Metal Sector Biggest Winners in Industry from 2016 Budget

Iron, Steel and Aluminium Manufacturers Find Relief in Tax Measures and Incentives

The 2016/2017 Budget Proposals by CS Henry Rotich have provided a long awaited relief for the local metal sector through tax measures and incentives intended to safe guard local production.

To cushion the local manufacturers the National Treasury has proposed an introduction of an additional specific rate of 200 USD per metric tonne for Steel and Iron imports. This is bound to uplift the steel sector that has been embattled in recent years due to an increase in cheaper imports from other markets. Local Aluminium producers also stand to benefit from the proposal to raise import duty from 10% to 25% that seeks to protect locally produced goods.
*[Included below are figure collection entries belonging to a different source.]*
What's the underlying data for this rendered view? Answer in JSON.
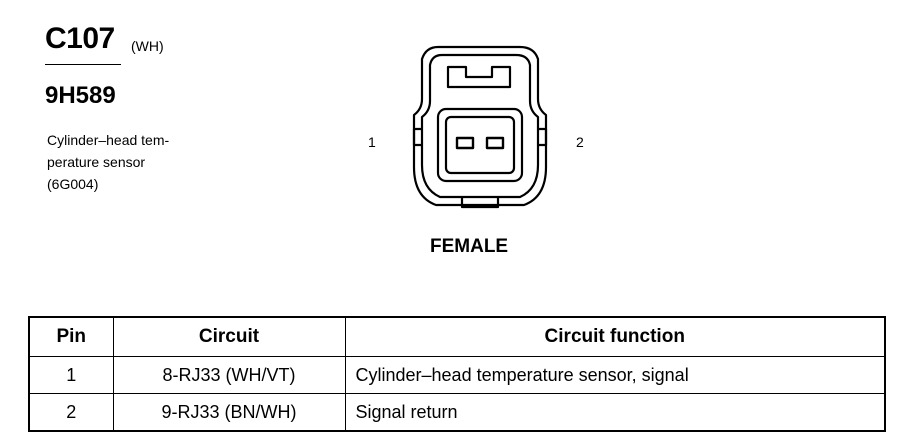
{
  "connector": {
    "id": "C107",
    "color": "(WH)",
    "part_number": "9H589",
    "description_lines": [
      "Cylinder–head tem-",
      "perature sensor",
      "(6G004)"
    ]
  },
  "diagram": {
    "pin_left": "1",
    "pin_right": "2",
    "gender": "FEMALE"
  },
  "table": {
    "headers": [
      "Pin",
      "Circuit",
      "Circuit function"
    ],
    "rows": [
      {
        "pin": "1",
        "circuit": "8-RJ33 (WH/VT)",
        "function": "Cylinder–head temperature sensor, signal"
      },
      {
        "pin": "2",
        "circuit": "9-RJ33 (BN/WH)",
        "function": "Signal return"
      }
    ]
  }
}
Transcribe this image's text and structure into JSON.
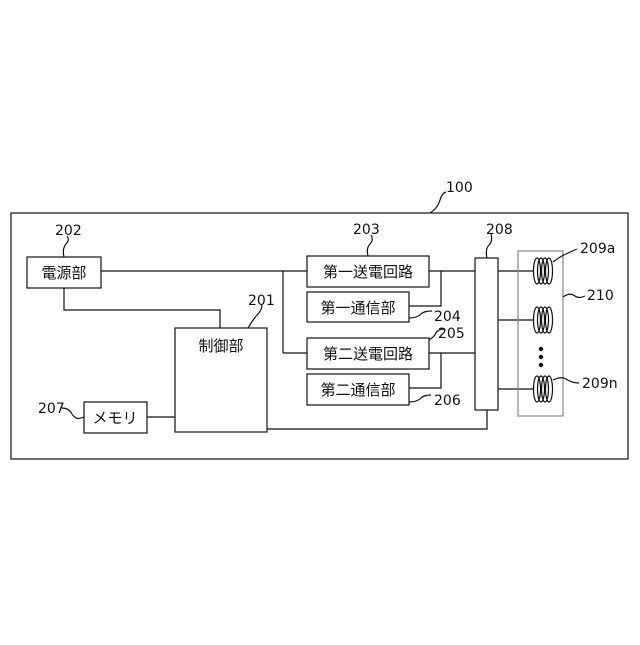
{
  "labels": {
    "system": "100",
    "power_supply": "電源部",
    "controller": "制御部",
    "tx_circuit_1": "第一送電回路",
    "comm_1": "第一通信部",
    "tx_circuit_2": "第二送電回路",
    "comm_2": "第二通信部",
    "memory": "メモリ"
  },
  "refs": {
    "power_supply": "202",
    "controller": "201",
    "tx_circuit_1": "203",
    "comm_1": "204",
    "tx_circuit_2": "205",
    "comm_2": "206",
    "memory": "207",
    "switch": "208",
    "coil_first": "209a",
    "coil_last": "209n",
    "coil_array": "210"
  },
  "colors": {
    "line": "#111111",
    "coil_array_border": "#888888"
  }
}
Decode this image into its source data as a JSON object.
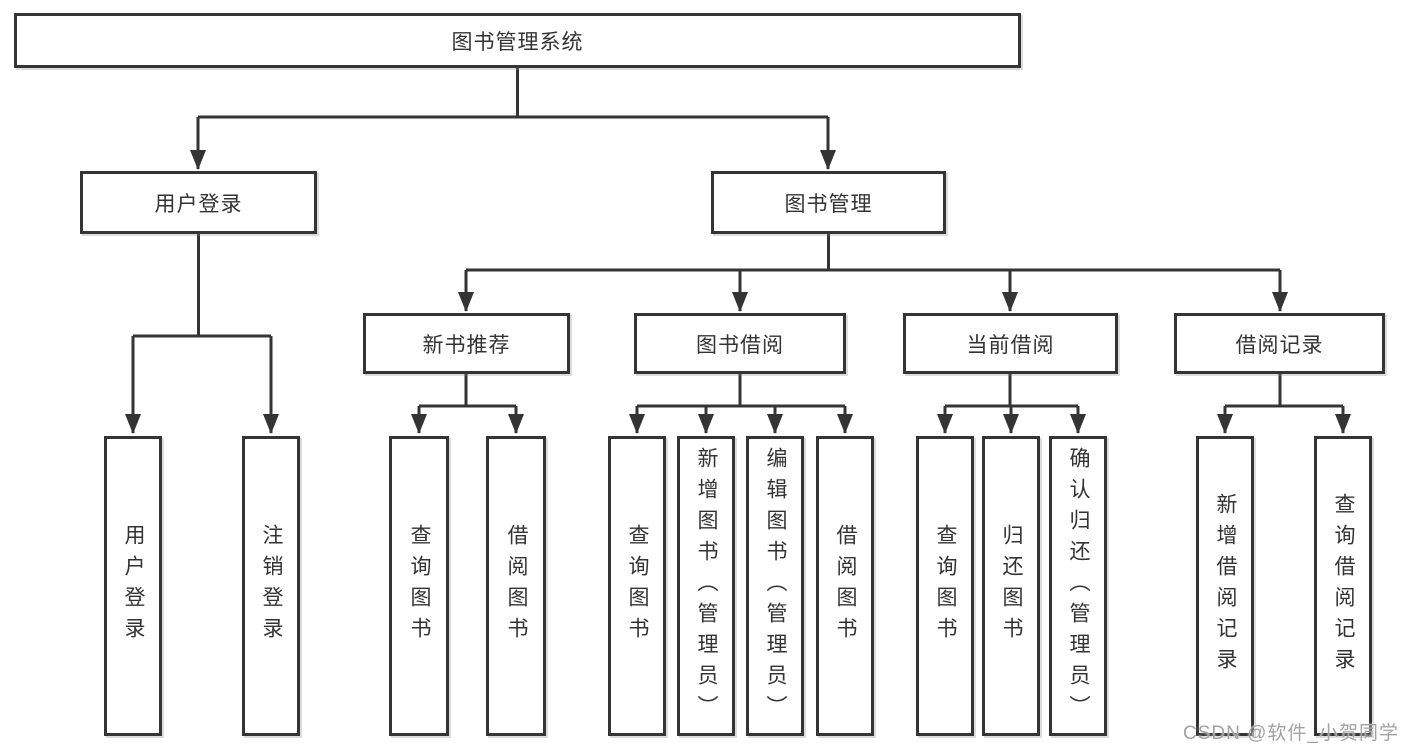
{
  "diagram": {
    "tree": {
      "root": {
        "label": "图书管理系统",
        "children": [
          {
            "label": "用户登录",
            "children": [
              {
                "label": "用户登录"
              },
              {
                "label": "注销登录"
              }
            ]
          },
          {
            "label": "图书管理",
            "children": [
              {
                "label": "新书推荐",
                "children": [
                  {
                    "label": "查询图书"
                  },
                  {
                    "label": "借阅图书"
                  }
                ]
              },
              {
                "label": "图书借阅",
                "children": [
                  {
                    "label": "查询图书"
                  },
                  {
                    "label": "新增图书（管理员）"
                  },
                  {
                    "label": "编辑图书（管理员）"
                  },
                  {
                    "label": "借阅图书"
                  }
                ]
              },
              {
                "label": "当前借阅",
                "children": [
                  {
                    "label": "查询图书"
                  },
                  {
                    "label": "归还图书"
                  },
                  {
                    "label": "确认归还（管理员）"
                  }
                ]
              },
              {
                "label": "借阅记录",
                "children": [
                  {
                    "label": "新增借阅记录"
                  },
                  {
                    "label": "查询借阅记录"
                  }
                ]
              }
            ]
          }
        ]
      }
    },
    "colors": {
      "line": "#343434",
      "box_border": "#343434",
      "text": "#333333",
      "background": "#ffffff"
    }
  },
  "watermark": {
    "text": "CSDN @软件_小贺同学",
    "color": "#a3a3a3"
  }
}
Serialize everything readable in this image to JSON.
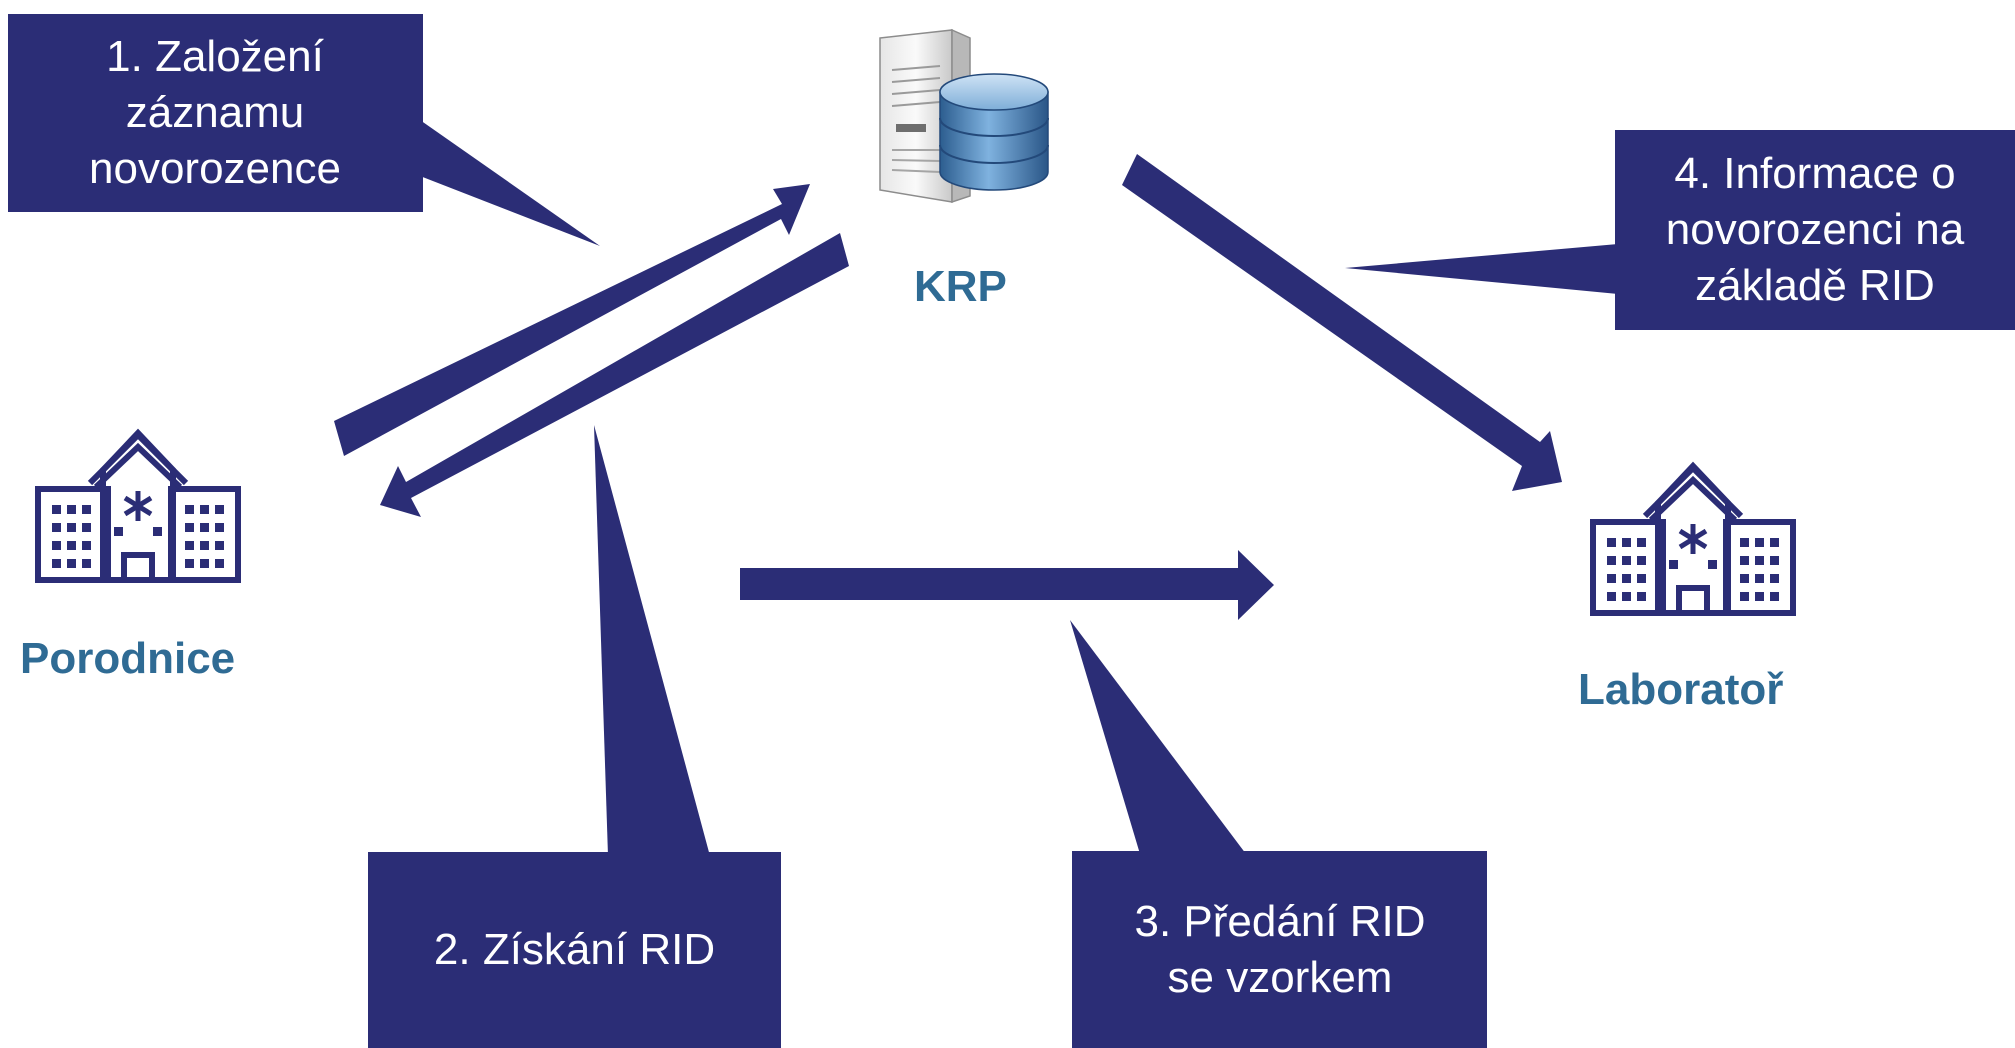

Another big winner is the Pharmaceutical sector for which the budget proposes duty exemption on HVAC – Heating, Ventilation and Air-Conditioning System; a technical requirement by the WHO that should be installed on all businesses in this sector. The importation of these systems have been an additional cost on Pharmaceutical manufacturers owing to the duty that was imposed.

Further, the proposal to exempt all raw materials used in the manufacture of Animal Feeds from VAT is also an exciting win for industry. This is aimed at strengthening the government’s commitment of transforming the agricultural sector by encouraging local manufacturers to produce high quality feeds at low cost thereby making the business profitable.

Commenting on the Budget proposal from Copenhagen, Denmark, KAM CEO Phyllis Wakiaga said, “We are encouraged by the progressive steps that have been exhibited by the adoption of some industry recommendations into the budget for the fiscal year 2016/2017. We are hopeful that the finance bill has addressed the other key proposals that we made to Treasury – because promoting competitiveness and reducing the cost of doing business is hugely reliant on ensuring that local manufacturers enjoy, in part, fiscal incentives support from Government’. This is turn would revitalize the Kenya’s exports capability that is needed for the attainment of a double digit economic growth of our Country.”

All in all the budget has addressed pertinent industry issues that will have a positive impact on increasing the ease of doing business for local manufacturers. However, earlier pertinent issues highlighted by manufacturers such as VAT refunds, removal of Railway Development Levies and Import Declaration Fees as well Excise Duty on specific products, were not expressly addressed in the Cabinet Secretary’s Speech.